Тогда Карфангер осторожно спросил, как скоро флейт должен вернуться в Голландию.
— «Дельфин» поплывет вместе с вами, — ответил де Рюйтер. — Если хотите, я выдам ван Гадену документ для адмиралтейства, в котором будет засвидетельствовано ваше право на покупку флейта.

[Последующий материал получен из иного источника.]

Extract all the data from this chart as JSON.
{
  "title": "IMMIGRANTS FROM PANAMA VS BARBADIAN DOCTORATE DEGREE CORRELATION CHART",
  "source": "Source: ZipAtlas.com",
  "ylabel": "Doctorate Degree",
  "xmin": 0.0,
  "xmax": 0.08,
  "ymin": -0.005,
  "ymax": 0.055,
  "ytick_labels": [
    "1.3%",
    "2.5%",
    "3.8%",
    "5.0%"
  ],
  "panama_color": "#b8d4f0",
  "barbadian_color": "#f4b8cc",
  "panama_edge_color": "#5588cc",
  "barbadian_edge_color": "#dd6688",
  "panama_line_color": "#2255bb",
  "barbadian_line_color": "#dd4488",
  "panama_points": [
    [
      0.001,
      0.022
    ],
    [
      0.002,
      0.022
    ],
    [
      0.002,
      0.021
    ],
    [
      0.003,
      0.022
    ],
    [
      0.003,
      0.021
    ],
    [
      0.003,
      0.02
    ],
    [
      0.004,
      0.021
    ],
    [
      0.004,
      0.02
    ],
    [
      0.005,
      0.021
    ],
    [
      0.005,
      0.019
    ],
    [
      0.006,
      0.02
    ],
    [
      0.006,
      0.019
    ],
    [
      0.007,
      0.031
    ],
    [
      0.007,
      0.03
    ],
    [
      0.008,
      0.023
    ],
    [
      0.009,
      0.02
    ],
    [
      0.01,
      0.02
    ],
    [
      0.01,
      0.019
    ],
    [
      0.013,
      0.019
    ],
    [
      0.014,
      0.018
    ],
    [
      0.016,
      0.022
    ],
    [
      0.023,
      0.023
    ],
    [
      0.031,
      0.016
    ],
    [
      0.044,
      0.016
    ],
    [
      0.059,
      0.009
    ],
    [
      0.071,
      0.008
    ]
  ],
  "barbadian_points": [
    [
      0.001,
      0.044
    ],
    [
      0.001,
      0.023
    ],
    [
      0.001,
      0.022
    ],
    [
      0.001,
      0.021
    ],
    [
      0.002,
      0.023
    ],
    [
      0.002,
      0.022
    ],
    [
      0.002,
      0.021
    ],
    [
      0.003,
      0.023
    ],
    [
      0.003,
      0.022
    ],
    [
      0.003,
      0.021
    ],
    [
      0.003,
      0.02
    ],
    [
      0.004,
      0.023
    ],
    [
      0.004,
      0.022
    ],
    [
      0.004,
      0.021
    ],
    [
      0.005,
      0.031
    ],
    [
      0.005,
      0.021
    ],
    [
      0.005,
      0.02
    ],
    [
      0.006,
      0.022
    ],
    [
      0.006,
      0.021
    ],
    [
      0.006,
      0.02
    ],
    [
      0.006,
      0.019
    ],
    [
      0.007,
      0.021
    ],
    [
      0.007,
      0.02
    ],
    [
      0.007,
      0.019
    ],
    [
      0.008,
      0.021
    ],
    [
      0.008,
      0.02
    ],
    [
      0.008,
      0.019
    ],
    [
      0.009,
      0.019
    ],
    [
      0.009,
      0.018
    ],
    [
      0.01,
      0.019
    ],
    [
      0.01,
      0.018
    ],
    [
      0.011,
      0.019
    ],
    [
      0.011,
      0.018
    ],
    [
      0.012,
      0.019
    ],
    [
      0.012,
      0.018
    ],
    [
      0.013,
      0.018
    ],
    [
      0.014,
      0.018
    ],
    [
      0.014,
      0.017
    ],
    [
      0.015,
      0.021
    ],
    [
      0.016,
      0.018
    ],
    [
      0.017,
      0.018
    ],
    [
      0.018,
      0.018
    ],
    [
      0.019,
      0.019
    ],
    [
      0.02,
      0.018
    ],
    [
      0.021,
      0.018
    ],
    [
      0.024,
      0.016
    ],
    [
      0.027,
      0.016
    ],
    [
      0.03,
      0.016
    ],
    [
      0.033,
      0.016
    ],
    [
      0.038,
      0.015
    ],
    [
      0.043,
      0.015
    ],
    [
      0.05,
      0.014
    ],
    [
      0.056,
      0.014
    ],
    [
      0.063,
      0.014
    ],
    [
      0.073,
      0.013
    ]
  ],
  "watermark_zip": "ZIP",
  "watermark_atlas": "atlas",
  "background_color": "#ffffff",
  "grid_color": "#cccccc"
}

Лучшего Карфангеру и желать было нельзя, и не только потому, что «Дельфин» был именно таким кораблем, о котором он всегда мечтал. На нем можно было ещё в этом году, не дожидаясь весенней навигации, отправить фрахт в Англию.
Теперь капитану «Мерсвина» некуда было спешить, поэтому и на «Нептуне», и на «Мерсвине» веселье продолжалось до самой полуночи. Корнелис ван Гаден провел Карфангера по всем палубам «Дельфина»; гамбуржцу с трудом верилось, что корабль вскоре будет принадлежать ему.
Лишь за полночь Карфангер распрощался наконец с де Рюйтером и возвратился на свой корабль, где боцман направо и налево раздавал команды, а матросы уже крутили якорный шпиль. Тотчас же были подняты паруса, и «Мерсвин» направился к выходу из алжирской гавани.